Erst in jenen Momenten, nahezu losgelöst von allen Äußerlichkeiten des Gefäßes und nicht mehr gefangen in den Dingen der äußeren Welt, ist er in der Lage, sich auf die Flüssigkeit zu konzentrieren, die er in sich trägt und die sein eigentliches und unzerstörbares Wesen, sein Atma, repräsentiert.

Um wirklich die äußere Welt loszulassen und sich dem Atma zu stellen, bedarf es einigen Mutes. Doch ist das Leid der Welt zu groß, so findet jeder den Mut. Größer ist das Erschrecken vor der Welt und ihrem Leid, als das Erschrecken vor jenem, was er Loslassende jenseits des Gefäßes findet.

Zurückgeworfen auf das Leid seines Seins, ist er gezwungen, sein innerstes unzerstörbares Selbst, sein Atma, die Essenz seiner Existenz, zu erkennen. Dieser Zustand mag jenem Zustand am nächsten kommen, den die Buddhisten Erleuchtung nennen.
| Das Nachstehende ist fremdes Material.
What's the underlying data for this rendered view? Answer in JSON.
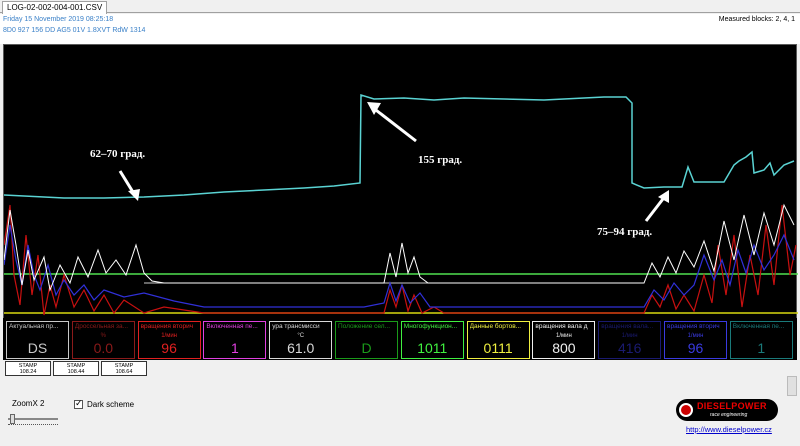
{
  "tab": {
    "label": "LOG-02-002-004-001.CSV"
  },
  "header": {
    "date": "Friday 15 November 2019 08:25:18",
    "ecu": "8D0 927 156 DD  AG5 01V 1.8ХVТ RdW 1314",
    "measured_blocks": "Measured blocks: 2, 4, 1"
  },
  "annotations": {
    "a1": "62–70 град.",
    "a2": "155 град.",
    "a3": "75–94 град."
  },
  "colors": {
    "cyan": "#5ad3d3",
    "white": "#ffffff",
    "red": "#c81010",
    "blue": "#3030d8",
    "green": "#50e050",
    "yellow": "#d8d810"
  },
  "blocks": [
    {
      "label": "Актуальная пр...",
      "unit": "",
      "value": "DS",
      "color": "#c8c8c8"
    },
    {
      "label": "Дроссельная за...",
      "unit": "%",
      "value": "0.0",
      "color": "#8b1a1a"
    },
    {
      "label": "вращения вторич",
      "unit": "1/мин",
      "value": "96",
      "color": "#e02020"
    },
    {
      "label": "Включенная пе...",
      "unit": "",
      "value": "1",
      "color": "#e040e0"
    },
    {
      "label": "ура трансмисси",
      "unit": "°C",
      "value": "61.0",
      "color": "#d8d8d8"
    },
    {
      "label": "Положение сел...",
      "unit": "",
      "value": "D",
      "color": "#1a9a1a"
    },
    {
      "label": "Многофункцион...",
      "unit": "",
      "value": "1011",
      "color": "#40f040"
    },
    {
      "label": "Данные бортов...",
      "unit": "",
      "value": "0111",
      "color": "#f0f040"
    },
    {
      "label": "вращения вала д",
      "unit": "1/мин",
      "value": "800",
      "color": "#f0f0f0"
    },
    {
      "label": "вращения вала...",
      "unit": "1/мин",
      "value": "416",
      "color": "#1a1a70"
    },
    {
      "label": "вращения вторич",
      "unit": "1/мин",
      "value": "96",
      "color": "#3a3ae0"
    },
    {
      "label": "Включенная пе...",
      "unit": "",
      "value": "1",
      "color": "#1a7a7a"
    }
  ],
  "stamps": [
    {
      "title": "STAMP",
      "value": "108.24"
    },
    {
      "title": "STAMP",
      "value": "108.44"
    },
    {
      "title": "STAMP",
      "value": "108.64"
    }
  ],
  "zoom": {
    "label": "ZoomX 2"
  },
  "dark_scheme": {
    "label": "Dark scheme",
    "checked": true,
    "check_glyph": "✓"
  },
  "logo": {
    "name": "DIESELPOWER",
    "sub": "race engineering"
  },
  "link": {
    "text": "http://www.dieselpower.cz"
  }
}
Er ist eine Existenzform, in der das rein physische Leid seine Bedeutung verliert und sich das Leben dem Ausgesetztsein der Gier der anderen Individuen durch vollkommene Hinwendung nach innen und vollkommenes Loslassen entzieht.

Nicht wirtschaftliche Güter, nicht Erfahrung oder Status zählen hier, sondern allein die Quelle und die Essenz des eigenen Seins.